Extreme cinema event: Film and Broadcasting in the 21st Century

Eye For Film reports on the fraught issues of censorship.

by Keith Hennessey Brown

This poorly publicised and attended event, co-organised by Film Four and The Institute for Contemporary Arts, was a launching pad for their joint attempt to alter the UK's outdated and inconsistent laws on film and broadcasting censorship.

Because of the muddle, the rules governing what can be shown in the cinema, on video, on satellite and on terrestrial TV differ Nick Jones, head of film programming at Film Four/Channel 4, explained. For instance, how the two channels screened different versions of The Idiots, while the censored footage from the film was made available on the unregulated internet.

Clearly something has to be done. But the tone of the event - and the organisers' choice of Last House on the Left as the accompanying film - lead me to suspect that Film Four and the ICA are not going to go as far as many in the "extreme cinema" community would like.

Of all the films that could have been chosen for a debate on film censorship, Last House on the Left and Salo - the latter to form the centrepiece of the ICA's event screenings later in the year - are perhaps the easiest to make a case for.

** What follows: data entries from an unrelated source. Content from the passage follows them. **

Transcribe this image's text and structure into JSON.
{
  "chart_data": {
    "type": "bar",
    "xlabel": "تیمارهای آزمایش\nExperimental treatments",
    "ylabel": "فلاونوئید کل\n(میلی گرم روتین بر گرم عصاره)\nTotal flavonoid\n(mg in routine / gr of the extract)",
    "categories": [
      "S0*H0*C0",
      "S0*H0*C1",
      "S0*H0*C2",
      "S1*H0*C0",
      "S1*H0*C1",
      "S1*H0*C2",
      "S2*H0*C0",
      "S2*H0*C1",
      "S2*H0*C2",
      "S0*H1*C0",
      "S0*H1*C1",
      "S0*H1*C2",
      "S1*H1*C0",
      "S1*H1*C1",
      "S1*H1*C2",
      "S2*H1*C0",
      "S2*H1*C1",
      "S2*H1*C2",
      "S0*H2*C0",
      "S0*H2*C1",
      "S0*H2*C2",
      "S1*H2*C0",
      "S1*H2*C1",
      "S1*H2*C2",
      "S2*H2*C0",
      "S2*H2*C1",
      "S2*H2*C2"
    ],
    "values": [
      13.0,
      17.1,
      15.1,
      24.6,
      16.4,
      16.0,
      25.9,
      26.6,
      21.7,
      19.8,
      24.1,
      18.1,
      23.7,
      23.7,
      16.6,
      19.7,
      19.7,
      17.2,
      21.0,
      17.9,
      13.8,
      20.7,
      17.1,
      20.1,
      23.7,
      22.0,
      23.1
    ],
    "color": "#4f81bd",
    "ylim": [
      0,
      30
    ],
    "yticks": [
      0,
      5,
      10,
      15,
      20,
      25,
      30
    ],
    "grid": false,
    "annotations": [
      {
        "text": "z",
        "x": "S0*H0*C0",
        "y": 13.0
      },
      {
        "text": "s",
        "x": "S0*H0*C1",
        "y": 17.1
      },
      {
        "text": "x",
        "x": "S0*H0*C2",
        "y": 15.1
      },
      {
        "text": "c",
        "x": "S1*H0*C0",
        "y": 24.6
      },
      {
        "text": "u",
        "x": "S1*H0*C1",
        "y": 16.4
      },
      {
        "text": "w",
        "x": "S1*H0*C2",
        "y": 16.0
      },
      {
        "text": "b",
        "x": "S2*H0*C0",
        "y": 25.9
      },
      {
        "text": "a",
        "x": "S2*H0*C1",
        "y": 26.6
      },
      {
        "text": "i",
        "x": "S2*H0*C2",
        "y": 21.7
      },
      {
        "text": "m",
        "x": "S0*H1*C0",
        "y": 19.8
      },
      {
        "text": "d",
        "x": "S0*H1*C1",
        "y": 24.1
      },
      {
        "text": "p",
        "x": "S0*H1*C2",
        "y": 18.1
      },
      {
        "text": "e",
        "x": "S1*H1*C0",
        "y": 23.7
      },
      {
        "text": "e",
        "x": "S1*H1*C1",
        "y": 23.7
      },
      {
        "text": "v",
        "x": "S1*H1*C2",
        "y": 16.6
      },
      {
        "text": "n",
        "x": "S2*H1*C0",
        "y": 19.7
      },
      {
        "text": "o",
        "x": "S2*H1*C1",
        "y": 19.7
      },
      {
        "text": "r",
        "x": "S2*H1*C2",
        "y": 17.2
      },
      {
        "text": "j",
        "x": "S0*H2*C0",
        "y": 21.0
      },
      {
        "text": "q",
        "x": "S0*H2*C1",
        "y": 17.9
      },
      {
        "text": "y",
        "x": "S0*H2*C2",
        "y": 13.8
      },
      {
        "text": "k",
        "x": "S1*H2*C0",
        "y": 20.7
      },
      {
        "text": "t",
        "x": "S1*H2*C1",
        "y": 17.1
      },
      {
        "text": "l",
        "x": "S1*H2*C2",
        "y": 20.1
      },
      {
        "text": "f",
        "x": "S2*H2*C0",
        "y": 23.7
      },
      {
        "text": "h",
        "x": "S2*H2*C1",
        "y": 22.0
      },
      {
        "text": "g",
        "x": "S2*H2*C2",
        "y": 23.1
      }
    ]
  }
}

Mark Kermode aptly introduced Last House as an "arthouse/exploitation" film. It's one of the few banned horrors that can make claims to art, and has long had its vocal supporters. Though certainly glad of the chance to see the film, my own feeling is that a screening of a film more genuinely beyond the pale would have been more useful in stimulating debate.

Clearly, given Kermode's mention of "animal cruelty" as one of the two unacceptables - along with child abuse - neither Cannibal Holocaust nor Cannibal Ferox was ever going to get a look in. Films notorious for their alleged misogyny, such as I Spit On Your Grave and The New York Ripper, could however have been screened within such strictures. These are the titles which even Kermode and fellow mainstream horror critics like Kim Newman draw the line at. Surely showing the most extreme examples on can is what opening discussion about "Extreme Cinema: film and broadcasting censorship in the 21st century" ought to be about?

This leads me to fear that this campaign for a change in the UK's unacceptable censorship laws will sadly not go far enough. One detects an attitude that wants the freeing up of titles with some claim to art - the Last Houses and Salos - but which may draw a middle class line at those which exist purely as exploitation - the House on the Edge of the Parks and the SS Experiment Camps.

Last House on the Left itself is a Vietnam-era update of Ingmar Bergman's The Virgin Spring. Two teenage girls on their way to a concert run into Krug Stilo's gang, who brutalise, torture, rape and eventually murder them. Krug and company then unwittingly hide out at the house of one of the girls. Her parents discover what has happened and extract their revenge on Krug and his gang.

The film is exceedingly rough, veering between crude comedy - particularly the two incompetent policemen - and still shocking violence. Its masterstroke or downfall, depending on how you respond, is the score by David Hess, the actor who plays Krug.

Deeply ironic or just plain inappropriate jolly shitkicker music accompanies the violence. Prior to the film, Kermode asked us to think about whether adults ought to be prevented from seeing Last House on the Left. My answer would be no. But then you knew that anyway.

So, my question for the Film Four and ICA organisers would be "ought adults to be prevented from seeing anything that does not directly contravene the law?" My hunch is that they might not be so sure.